Additional work using colocalization techniques revealed that pERK and oxidized-HEt signal were present in the same cells, suggesting that cells that had high superoxide anion induction also had high pERK activation. The coinduction of superoxide anion production and pERK in neurons could suggest that a causative relationship exists between the two factors (e.g. that superoxide anions may act to induce pERK activation). To further explore this possibility, we examined the effect of the SOD-mimetic compound tempol on various indexes after cerebral ischemia. Tempol significantly reduced infarct size at 24 h after pMCAO, a finding in agreement with previous reports in the literature (34,59). Of significant interest, tempol reduced superoxide anion production and pERK activation in the cortex penumbra after cerebral ischemia. This finding suggests that superoxide anions may lie upstream and be responsible for induction of pERK activation. In further support of this possibility, Chan and co-workers (53) found that transgenic mice with SOD overexpression have reduced infarct size, reduced superoxide production, and significant attenuation of pERK activation after cerebral ischemia. To activate ERK1/2, superoxide anions may act on Ras or Raf-1, which are upstream of the MEK/ERK pathway. In support of this possibility, oxidative stress-induced ERK activation has been shown to be attenuated by use of dominant-negative Raf or Ras constructs in cells (60). Thus, tamoxifen reduction of superoxide anion production may underlie the reduced pro-death ERK signaling observed after cerebral ischemia in tamoxifen-treated animals.

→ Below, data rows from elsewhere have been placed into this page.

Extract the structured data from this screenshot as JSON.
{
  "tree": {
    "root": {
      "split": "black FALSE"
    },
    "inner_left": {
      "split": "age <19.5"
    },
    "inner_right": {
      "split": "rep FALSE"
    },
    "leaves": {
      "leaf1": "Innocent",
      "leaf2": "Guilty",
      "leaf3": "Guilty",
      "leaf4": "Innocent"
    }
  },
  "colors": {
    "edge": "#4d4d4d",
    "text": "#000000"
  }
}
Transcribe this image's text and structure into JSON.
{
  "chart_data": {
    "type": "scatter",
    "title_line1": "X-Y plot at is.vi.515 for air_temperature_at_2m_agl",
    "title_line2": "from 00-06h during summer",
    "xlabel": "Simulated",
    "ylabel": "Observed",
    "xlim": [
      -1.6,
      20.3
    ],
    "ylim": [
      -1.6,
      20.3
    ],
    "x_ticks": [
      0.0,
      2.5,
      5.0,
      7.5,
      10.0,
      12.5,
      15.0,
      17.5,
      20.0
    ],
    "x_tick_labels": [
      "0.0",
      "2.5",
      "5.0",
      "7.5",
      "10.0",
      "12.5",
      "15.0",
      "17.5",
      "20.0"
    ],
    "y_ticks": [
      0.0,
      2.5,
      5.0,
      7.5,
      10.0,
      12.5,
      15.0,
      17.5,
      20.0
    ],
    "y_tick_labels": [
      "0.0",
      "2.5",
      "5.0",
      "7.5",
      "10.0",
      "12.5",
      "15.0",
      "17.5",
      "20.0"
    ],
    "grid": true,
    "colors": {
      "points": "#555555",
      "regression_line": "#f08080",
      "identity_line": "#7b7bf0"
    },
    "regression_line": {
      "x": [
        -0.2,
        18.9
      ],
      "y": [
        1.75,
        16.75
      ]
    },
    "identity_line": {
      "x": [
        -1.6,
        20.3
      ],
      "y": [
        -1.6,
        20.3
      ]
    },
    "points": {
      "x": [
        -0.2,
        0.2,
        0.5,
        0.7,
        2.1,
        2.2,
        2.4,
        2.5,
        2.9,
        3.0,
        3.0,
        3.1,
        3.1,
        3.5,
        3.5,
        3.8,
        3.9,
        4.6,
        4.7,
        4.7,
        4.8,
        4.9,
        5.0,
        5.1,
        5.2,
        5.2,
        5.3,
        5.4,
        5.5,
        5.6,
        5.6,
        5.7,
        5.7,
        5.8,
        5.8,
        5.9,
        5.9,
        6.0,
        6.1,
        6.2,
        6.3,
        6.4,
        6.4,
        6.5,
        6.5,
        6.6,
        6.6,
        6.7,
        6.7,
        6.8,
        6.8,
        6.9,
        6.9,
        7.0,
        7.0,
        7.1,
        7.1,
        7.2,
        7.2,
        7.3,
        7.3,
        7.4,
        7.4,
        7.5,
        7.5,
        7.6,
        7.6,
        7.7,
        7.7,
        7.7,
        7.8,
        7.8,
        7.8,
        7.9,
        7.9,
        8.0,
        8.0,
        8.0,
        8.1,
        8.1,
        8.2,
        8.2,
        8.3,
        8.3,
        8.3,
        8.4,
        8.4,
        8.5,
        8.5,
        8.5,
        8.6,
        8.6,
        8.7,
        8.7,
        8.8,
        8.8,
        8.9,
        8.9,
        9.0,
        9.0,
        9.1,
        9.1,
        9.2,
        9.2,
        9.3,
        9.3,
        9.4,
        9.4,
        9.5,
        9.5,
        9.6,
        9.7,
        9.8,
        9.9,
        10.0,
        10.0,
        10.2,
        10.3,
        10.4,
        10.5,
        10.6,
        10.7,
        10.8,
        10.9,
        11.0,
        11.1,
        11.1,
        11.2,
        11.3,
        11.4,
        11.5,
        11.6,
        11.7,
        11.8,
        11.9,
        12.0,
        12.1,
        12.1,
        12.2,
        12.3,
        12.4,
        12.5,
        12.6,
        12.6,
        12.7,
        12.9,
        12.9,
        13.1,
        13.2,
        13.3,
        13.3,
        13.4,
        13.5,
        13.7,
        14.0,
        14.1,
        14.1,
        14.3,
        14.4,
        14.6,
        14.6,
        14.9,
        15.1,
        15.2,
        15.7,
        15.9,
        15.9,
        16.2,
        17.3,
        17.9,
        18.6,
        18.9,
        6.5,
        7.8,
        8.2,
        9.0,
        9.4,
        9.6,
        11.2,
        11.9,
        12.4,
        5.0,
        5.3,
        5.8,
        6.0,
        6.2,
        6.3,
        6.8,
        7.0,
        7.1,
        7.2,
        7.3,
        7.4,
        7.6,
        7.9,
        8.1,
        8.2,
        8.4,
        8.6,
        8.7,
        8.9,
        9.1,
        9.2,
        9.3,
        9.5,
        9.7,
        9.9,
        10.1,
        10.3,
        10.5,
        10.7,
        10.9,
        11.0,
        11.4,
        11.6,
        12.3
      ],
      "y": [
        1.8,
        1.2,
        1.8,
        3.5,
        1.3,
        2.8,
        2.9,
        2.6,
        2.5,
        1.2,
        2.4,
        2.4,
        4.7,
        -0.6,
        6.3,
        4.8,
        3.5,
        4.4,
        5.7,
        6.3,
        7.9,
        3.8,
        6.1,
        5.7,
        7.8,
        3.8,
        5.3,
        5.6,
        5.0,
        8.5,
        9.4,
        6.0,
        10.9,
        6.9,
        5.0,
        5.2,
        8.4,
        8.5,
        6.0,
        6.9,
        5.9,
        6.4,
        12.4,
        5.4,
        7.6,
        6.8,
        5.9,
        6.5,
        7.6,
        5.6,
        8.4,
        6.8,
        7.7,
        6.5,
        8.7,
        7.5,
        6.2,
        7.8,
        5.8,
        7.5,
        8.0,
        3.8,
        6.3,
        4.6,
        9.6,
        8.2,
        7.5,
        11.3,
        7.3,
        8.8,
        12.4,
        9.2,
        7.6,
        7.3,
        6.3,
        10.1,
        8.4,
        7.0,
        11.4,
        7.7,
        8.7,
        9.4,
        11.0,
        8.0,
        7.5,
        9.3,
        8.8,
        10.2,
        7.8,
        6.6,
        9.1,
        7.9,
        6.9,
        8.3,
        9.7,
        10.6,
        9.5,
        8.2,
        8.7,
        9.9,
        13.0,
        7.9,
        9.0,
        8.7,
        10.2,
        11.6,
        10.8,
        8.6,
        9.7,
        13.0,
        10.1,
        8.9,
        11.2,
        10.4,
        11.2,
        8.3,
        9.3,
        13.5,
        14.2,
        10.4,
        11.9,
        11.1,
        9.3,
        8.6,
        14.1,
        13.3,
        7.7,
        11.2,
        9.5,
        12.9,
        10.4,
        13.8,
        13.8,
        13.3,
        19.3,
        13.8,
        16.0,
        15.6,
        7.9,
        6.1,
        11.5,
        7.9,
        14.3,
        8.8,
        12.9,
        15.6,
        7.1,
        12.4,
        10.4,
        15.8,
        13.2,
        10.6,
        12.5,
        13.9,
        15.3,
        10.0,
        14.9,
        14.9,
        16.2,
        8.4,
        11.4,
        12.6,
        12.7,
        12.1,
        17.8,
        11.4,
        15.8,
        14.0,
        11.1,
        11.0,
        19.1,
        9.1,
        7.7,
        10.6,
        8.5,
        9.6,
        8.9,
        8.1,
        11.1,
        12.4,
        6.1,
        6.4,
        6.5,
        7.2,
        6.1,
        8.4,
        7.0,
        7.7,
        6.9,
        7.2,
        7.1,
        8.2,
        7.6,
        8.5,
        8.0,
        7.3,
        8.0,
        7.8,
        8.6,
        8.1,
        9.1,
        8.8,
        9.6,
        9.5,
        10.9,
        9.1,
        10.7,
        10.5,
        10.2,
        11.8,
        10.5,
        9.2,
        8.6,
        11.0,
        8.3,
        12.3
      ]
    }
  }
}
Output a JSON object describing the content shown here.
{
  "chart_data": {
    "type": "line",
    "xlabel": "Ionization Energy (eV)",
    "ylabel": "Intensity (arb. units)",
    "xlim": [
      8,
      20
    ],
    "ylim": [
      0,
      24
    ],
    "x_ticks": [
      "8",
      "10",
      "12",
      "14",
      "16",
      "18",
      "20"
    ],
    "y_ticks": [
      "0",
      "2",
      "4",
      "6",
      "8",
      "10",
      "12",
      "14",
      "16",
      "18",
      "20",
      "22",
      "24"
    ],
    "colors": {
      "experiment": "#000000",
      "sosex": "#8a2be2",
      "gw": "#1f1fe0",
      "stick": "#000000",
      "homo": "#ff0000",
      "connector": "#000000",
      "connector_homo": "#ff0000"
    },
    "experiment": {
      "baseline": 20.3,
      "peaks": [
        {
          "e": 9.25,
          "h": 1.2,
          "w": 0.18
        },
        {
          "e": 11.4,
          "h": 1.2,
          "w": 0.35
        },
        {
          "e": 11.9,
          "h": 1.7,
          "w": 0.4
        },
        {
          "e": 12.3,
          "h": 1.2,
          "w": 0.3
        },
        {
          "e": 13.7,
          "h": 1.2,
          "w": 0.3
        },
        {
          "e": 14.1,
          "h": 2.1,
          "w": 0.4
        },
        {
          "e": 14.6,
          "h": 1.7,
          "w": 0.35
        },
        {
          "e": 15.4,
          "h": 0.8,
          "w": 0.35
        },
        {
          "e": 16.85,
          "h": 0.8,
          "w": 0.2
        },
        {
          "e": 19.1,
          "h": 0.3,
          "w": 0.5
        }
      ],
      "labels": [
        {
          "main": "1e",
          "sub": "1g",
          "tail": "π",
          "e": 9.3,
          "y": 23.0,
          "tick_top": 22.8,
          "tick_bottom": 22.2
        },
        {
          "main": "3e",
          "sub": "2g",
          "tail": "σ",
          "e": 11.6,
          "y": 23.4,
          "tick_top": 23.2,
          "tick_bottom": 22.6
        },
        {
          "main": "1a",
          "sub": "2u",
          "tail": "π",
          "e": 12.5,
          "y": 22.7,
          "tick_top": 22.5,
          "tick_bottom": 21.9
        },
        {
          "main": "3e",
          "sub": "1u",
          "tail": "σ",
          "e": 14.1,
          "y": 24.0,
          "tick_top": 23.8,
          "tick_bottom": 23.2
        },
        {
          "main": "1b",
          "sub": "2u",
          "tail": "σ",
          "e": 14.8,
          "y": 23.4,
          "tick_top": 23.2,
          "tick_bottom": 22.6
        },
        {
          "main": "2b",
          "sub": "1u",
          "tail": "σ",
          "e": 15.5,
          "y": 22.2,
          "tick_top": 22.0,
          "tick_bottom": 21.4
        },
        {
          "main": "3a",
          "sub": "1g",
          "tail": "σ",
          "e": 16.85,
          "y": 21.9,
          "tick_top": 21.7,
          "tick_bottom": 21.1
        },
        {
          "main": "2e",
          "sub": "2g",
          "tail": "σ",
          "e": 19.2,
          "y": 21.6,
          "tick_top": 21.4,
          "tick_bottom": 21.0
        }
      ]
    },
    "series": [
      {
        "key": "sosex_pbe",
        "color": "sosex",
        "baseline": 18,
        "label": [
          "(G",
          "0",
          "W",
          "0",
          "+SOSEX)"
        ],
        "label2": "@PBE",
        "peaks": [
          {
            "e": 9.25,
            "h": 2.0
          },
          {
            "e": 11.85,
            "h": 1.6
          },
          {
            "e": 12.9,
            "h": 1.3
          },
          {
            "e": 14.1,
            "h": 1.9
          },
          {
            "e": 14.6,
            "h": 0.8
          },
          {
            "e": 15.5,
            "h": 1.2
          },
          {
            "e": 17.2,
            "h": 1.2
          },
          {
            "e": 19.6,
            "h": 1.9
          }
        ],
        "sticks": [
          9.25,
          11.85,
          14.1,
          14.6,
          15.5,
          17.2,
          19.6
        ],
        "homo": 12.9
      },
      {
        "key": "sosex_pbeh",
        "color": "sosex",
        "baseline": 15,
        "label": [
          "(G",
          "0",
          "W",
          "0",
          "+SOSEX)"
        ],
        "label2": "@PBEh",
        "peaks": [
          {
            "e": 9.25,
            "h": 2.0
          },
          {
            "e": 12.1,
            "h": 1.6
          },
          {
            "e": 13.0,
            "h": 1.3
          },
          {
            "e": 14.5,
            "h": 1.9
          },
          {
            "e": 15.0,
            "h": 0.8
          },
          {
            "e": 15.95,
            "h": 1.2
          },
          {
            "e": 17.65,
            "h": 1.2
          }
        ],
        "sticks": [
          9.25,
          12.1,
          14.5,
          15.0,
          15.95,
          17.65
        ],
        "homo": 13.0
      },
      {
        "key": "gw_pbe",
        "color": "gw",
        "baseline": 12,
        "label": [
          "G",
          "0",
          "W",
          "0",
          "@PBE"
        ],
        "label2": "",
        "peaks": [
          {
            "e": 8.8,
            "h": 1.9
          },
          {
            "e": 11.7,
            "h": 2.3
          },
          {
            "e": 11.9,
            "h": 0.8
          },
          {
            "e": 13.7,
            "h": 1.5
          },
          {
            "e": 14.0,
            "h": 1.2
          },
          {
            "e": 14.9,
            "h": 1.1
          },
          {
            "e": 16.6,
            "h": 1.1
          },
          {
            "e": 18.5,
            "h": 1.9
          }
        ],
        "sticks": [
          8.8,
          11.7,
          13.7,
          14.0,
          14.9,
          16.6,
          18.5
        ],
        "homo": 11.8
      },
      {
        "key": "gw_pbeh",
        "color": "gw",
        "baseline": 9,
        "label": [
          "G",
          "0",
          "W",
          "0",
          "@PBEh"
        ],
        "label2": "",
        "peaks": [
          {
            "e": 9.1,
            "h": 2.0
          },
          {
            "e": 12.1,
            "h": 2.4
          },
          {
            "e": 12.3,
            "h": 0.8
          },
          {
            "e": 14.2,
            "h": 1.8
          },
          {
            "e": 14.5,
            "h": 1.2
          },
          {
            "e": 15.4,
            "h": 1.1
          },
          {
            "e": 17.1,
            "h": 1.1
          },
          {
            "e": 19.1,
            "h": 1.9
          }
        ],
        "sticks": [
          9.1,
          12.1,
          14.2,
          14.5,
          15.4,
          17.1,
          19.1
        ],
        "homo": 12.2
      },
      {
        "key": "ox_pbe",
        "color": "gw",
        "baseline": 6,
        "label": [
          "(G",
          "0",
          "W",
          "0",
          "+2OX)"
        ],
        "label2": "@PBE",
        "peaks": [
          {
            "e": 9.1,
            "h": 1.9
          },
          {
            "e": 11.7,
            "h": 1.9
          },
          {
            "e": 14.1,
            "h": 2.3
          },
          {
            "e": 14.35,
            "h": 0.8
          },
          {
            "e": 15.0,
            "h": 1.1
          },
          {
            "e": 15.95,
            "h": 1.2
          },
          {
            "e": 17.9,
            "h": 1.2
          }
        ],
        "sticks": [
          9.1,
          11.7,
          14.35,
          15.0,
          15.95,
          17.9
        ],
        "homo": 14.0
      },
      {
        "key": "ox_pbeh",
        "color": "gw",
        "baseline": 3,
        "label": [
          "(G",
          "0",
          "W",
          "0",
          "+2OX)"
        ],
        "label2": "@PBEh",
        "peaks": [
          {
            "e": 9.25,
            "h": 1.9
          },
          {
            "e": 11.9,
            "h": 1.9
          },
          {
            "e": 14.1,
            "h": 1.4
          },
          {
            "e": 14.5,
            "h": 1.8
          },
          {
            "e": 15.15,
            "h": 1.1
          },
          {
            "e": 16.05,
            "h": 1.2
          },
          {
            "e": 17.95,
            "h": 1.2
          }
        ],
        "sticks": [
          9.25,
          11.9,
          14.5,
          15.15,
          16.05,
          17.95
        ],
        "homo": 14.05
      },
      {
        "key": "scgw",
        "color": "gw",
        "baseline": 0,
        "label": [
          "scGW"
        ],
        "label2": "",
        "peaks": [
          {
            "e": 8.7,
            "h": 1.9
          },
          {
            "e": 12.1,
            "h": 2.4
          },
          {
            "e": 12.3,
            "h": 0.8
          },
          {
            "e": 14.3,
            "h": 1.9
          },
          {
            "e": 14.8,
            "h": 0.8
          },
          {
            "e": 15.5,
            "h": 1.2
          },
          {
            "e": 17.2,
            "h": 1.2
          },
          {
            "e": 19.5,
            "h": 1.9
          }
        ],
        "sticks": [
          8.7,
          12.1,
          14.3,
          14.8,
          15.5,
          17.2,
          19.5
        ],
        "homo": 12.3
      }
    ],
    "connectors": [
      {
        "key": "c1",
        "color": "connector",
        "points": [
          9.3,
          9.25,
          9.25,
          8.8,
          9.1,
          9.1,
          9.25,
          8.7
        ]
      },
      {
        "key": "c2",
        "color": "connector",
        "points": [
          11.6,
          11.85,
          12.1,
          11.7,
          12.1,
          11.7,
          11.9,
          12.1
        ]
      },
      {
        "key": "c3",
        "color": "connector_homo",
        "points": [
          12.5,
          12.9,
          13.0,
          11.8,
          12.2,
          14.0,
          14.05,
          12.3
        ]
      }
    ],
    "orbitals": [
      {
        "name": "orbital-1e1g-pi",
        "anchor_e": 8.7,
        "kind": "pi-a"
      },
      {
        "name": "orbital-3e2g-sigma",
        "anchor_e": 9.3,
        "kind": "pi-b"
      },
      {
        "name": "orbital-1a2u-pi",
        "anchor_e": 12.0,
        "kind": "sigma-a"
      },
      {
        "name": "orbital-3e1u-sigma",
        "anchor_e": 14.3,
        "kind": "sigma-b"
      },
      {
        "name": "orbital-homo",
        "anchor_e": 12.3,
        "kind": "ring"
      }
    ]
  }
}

Finally, it is unclear whether the tamoxifen effects observed in our study involve activation of the estrogen receptor. In previous work, we demonstrated that proestrous levels of estrogen do attenuate superoxide anion production after cerebral ischemia, which could suggest estrogen receptor mediation (6). However, in a recent study in male animals, it was found that the estrogen receptor antagonist ICI782,780 administered via either iv or intracerebral ventricular routes, did not block the effect of high-dose tamoxifen on infarct size, which suggests that tamoxifen may act in an estrogen receptor-independent manner (39). More work is needed on this interesting question.

In conclusion, the current study provides evidence that tamoxifen protects the brain against cerebral ischemia via an antioxidant mechanism that involves enhancement of MnSOD expression, with correlated reduction of superoxide anion production, oxidative damage, and caspase-3 activation in the injured cortex. It is further proposed that suppression of oxidative stress by tamoxifen leads to attenuation, at least in part, of pro-death ERK signaling in the cortex penumbra, thereby facilitating neuronal survival.

Footnotes

This research was supported by a research grant from the National Institute of Neurological Disorder and Stroke, National Institutes of Health (NS050730).

Disclosure Statement: The authors have nothing to disclose.

First Published Online September 27, 2007

Abbreviations: DAB, Diaminobenzidine; HEt, hydroethidine; 4-HNE, 4-hydroxy-2-nonenal; KPSS-1.3, Kinetworks Phospho-Site Screen; MEK1, MAPK kinase 1; 8-OHdG, 8-hydroxy-2′-deoxyguanosine; pERK1/2, phospho-ERK1/2; PKC, protein kinase C; pMCAO, permanent middle cerebral artery occlusion; ROS, reactive oxygen species; SOD, superoxide dismutase; STAT, signal transducer and activator of transcription; TTC, 2,3,5-triphenyltetrazolium chloride.